Percorsi sottomarini, un espresso per gli abissi

Sotto la superficie dell'oceano c'è qualcosa di simile a un treno merci che sfreccia a velocità elevata lungo pendii sottomarini. Si tratta delle cosiddette correnti di torbidità, flussi di sedimenti densi che si muovono attraverso i canyon sottomarini a velocità che raggiungono gli 8 metri al secondo, simili a quelle di un'auto che viaggia a circa 30 km/h sott'acqua.

Ciò che trascinano non è solo sabbia e fango, ma anche plastica invisibile a occhio nudo.

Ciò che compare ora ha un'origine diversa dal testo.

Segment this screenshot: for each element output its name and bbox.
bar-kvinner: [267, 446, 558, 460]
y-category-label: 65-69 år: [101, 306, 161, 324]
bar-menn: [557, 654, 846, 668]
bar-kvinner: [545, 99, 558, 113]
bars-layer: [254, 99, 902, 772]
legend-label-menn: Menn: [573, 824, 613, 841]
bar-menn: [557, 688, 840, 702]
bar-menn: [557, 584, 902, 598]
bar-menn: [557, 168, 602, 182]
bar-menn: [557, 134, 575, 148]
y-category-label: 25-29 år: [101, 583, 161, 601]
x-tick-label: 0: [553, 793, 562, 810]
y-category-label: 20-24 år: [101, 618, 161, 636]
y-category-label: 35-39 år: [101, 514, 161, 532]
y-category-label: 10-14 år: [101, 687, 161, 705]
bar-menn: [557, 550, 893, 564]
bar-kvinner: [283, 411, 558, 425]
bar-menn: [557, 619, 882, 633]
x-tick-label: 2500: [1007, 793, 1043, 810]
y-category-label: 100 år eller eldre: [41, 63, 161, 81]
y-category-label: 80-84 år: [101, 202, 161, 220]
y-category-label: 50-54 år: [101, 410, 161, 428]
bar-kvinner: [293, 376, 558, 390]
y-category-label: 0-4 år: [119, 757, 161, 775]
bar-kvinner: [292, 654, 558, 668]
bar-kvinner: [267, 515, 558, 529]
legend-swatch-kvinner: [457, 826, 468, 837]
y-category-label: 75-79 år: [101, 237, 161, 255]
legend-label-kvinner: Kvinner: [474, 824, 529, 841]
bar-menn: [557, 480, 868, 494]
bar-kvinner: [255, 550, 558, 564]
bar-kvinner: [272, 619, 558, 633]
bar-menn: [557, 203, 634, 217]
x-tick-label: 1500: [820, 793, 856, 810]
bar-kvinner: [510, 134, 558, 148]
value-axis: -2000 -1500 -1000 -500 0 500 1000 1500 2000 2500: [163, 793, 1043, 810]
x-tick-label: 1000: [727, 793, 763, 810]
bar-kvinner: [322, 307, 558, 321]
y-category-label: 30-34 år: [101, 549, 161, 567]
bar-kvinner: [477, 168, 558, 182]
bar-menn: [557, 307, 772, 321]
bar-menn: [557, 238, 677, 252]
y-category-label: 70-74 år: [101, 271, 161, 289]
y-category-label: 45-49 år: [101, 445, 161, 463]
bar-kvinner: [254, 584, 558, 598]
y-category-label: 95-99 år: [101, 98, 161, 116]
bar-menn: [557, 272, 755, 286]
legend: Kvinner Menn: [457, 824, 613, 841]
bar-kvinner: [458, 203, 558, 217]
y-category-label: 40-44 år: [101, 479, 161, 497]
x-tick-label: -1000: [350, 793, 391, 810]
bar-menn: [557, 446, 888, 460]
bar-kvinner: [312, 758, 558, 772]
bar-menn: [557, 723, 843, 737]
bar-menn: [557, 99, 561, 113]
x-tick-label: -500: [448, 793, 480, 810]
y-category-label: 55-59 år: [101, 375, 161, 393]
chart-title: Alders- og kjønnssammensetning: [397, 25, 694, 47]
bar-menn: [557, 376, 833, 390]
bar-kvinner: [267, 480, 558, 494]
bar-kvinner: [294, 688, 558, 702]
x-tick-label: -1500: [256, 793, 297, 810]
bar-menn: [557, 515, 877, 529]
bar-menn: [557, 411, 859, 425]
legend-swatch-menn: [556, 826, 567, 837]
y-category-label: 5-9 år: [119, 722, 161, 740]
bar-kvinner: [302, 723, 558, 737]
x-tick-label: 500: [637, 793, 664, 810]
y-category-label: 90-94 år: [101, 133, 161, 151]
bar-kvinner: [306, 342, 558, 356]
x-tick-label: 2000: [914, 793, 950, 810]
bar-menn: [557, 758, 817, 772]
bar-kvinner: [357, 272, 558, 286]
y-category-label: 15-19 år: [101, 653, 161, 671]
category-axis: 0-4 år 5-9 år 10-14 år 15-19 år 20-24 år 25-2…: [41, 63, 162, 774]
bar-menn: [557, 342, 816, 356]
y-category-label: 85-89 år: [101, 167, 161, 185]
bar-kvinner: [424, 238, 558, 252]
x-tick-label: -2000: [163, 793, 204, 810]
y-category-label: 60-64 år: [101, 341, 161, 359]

Un team internazionale guidato dall'Università di Manchester ha osservato per la prima volta come queste correnti spostano le microplastiche dalla piattaforma continentale ai fondali marini profondi. Nel Whittard Canyon, a più di 300 chilometri dalla costa irlandese, hanno scoperto che queste "valanghe" erano piene di fibre tessili e frammenti di plastica.

"Queste correnti trasportano nutrienti che sostengono la biodiversità delle profondità marine, quindi è scioccante che trasportino anche particelle di plastica", ha affermato il geologo e coautore dello studio Ian Kane in una dichiarazione dell'Università di Manchester.

Un cocktail pericoloso

Il problema non si limita alla presenza fisica di queste minuscole plastiche. Nelle profondità dove la luce non arriva mai, gli animali si affidano al tatto e all'istinto per trovare il cibo. In questo caso le microfibre di plastica diventano un inganno mortale.

"Le microplastiche da sole rappresentano già un problema per la vita marina di profondità, ma agiscono anche come 'vettori', trasferendo sostanze nocive come i PFAS e i metalli pesanti. Questo le rende un 'multi-fattore di stress' ambientale, con il potenziale di influenzare l'intera catena alimentare." Peng Chen, responsabile dello studio

Le prove sono chiare e la colpa non è solo dei sacchetti o delle bottiglie di plastica. Lo studio spiega che il 77% delle microplastiche rilevate erano microfibre, provenienti principalmente da indumenti sintetici come poliestere o polietilene.

Tracce di plastica in paesaggi remoti

Campioni prelevati fino a 3.200 metri di profondità rivelano che queste particelle non si accumulano in modo casuale. Piuttosto, si concentrano in aree specifiche, quelle che gli scienziati chiamano “punti caldi di microplastica”. Questi punti critici coincidono pericolosamente con gli hotspot di biodiversità, vale a dire aree che ospitano un'ampia varietà di specie e dipendono dal flusso di nutrienti e ossigeno trasportati da queste stesse correnti.

pesce abissi
Questi hotspot di biodiversità ospitano coralli di acqua fredda, spugne giganti e pesci adattati all'oscurità totale.

"Ci auguriamo che questa nuova comprensione contribuisca all'implementazione di strategie di mitigazione", afferma il ricercatore Ian Kane. Ora il team di ricerca si concentra sulla comprensione degli effetti delle microplastiche sugli organismi marini, come le tartarughe marine e la fauna selvatica delle profondità marine.

La scienza ci dimostra che il fondo del mare non è poi così lontano come sembra: lo tocchiamo ogni volta che scegliamo un capo di abbigliamento, ogni volta che lo laviamo senza filtro, ogni volta che non guardiamo oltre l'etichetta.

Cambiare le nostre abitudini, ad esempio optando per fibre naturali, utilizzando sacchetti per il bucato e riducendo il consumo di vestiti usa e getta, è un modo per tagliare il filo invisibile che collega i nostri armadi alle profondità dell'oceano.

Fonti e riferimenti della notizia:

- Chen P., et al. (2025). Direct Evidence That Microplastics Are Transported to the Deep Sea by Turbidity Currents. Environmental Science & Technology.

- Universidad de Manchester. (2025). Scientists discover deep-sea microplastic hotspots driven by fast-moving underwater avalanches. Publicado en la sección de noticias de la institución.